PS daqui fui ao site do NORML canada e olha justamente o que ta na frontpage..

uma diretriz de como agir pro legalização

http://norml.ca/

1) Economic Development

The economy is our most unifying principle. Simply put, we can no longer afford cannabis prohibition and that cold, hard fact significantly impacts all of these pillars. The federal government currently spends close to 500 million dollars annually enforcing cannabis prohibition when estimates indicate lost tax opportunities on revenue in the tens of billions annually. This does not take into account other costs on municipal and provincial judicial systems, court time, legal fees in addition to lost revenues in the form of tax potential from the billions generated annually by Canada's cannabis industry.

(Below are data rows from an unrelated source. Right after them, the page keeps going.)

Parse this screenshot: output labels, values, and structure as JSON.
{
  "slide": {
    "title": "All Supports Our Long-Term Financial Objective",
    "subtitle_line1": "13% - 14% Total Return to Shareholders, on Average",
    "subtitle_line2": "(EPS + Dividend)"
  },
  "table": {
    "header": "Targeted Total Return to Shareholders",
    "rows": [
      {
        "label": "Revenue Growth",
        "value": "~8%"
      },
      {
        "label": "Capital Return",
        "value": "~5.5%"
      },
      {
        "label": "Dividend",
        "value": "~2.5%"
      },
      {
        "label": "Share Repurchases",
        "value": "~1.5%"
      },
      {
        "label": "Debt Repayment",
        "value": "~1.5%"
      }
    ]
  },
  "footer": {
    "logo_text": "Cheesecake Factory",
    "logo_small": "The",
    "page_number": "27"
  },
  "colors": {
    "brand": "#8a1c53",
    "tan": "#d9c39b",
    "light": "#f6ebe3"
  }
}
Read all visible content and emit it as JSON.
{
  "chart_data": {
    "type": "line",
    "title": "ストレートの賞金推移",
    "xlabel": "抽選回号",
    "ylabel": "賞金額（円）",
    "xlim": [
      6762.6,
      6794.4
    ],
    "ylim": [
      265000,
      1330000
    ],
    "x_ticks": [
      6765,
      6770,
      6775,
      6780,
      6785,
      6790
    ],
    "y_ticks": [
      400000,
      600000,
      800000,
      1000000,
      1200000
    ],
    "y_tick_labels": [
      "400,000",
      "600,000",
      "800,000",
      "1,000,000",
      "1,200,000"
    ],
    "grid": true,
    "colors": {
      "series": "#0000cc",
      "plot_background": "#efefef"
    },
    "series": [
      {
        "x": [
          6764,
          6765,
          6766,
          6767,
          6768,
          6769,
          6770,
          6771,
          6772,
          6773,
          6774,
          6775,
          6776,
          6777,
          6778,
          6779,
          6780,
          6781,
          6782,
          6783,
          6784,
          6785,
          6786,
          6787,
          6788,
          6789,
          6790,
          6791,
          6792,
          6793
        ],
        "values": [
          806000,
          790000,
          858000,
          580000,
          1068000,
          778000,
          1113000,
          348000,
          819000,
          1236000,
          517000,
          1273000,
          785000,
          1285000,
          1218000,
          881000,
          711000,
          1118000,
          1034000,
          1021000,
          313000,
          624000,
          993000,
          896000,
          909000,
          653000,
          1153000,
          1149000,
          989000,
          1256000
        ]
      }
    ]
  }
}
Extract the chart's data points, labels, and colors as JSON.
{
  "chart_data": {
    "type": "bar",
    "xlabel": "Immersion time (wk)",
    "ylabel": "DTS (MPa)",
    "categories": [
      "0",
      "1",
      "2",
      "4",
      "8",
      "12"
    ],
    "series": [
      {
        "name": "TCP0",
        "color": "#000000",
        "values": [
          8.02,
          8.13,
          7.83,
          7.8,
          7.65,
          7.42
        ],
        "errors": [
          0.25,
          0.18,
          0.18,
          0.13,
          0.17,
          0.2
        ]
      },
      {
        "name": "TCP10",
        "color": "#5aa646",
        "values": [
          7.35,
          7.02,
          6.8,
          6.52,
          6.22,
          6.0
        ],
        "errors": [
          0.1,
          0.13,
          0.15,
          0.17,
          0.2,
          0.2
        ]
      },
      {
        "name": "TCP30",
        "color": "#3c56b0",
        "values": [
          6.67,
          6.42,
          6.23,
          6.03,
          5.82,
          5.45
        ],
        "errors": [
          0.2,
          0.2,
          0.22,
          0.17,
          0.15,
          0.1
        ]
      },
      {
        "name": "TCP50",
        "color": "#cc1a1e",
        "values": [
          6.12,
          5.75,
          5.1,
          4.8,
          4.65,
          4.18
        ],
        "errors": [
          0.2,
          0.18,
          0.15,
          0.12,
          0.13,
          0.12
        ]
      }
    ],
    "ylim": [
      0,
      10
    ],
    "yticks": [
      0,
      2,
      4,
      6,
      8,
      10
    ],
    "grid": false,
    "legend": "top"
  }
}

"A economia é um dos principois que mais nos une. Nos simplesmente não conseguimos sustentar a prohibição da cannabis, e esse fato tem impactos significativos para esses pilares. O governo federal gasta perto de 500 milhões de dollares anuais fazendo comprir a lei de pohibição da cannabis quando as estimativas indicam opportunidade de renda estarem perto dos 10 BILHOES. Isso num leva em conta outros custos de sistemas judiciais, horas no tribunal nos niveis municipais e provinciais junto com ao mesmo tempo, dinheiro perdido em forma de impostos de renda gerado anualmente pela industria de cannabis do Canadá."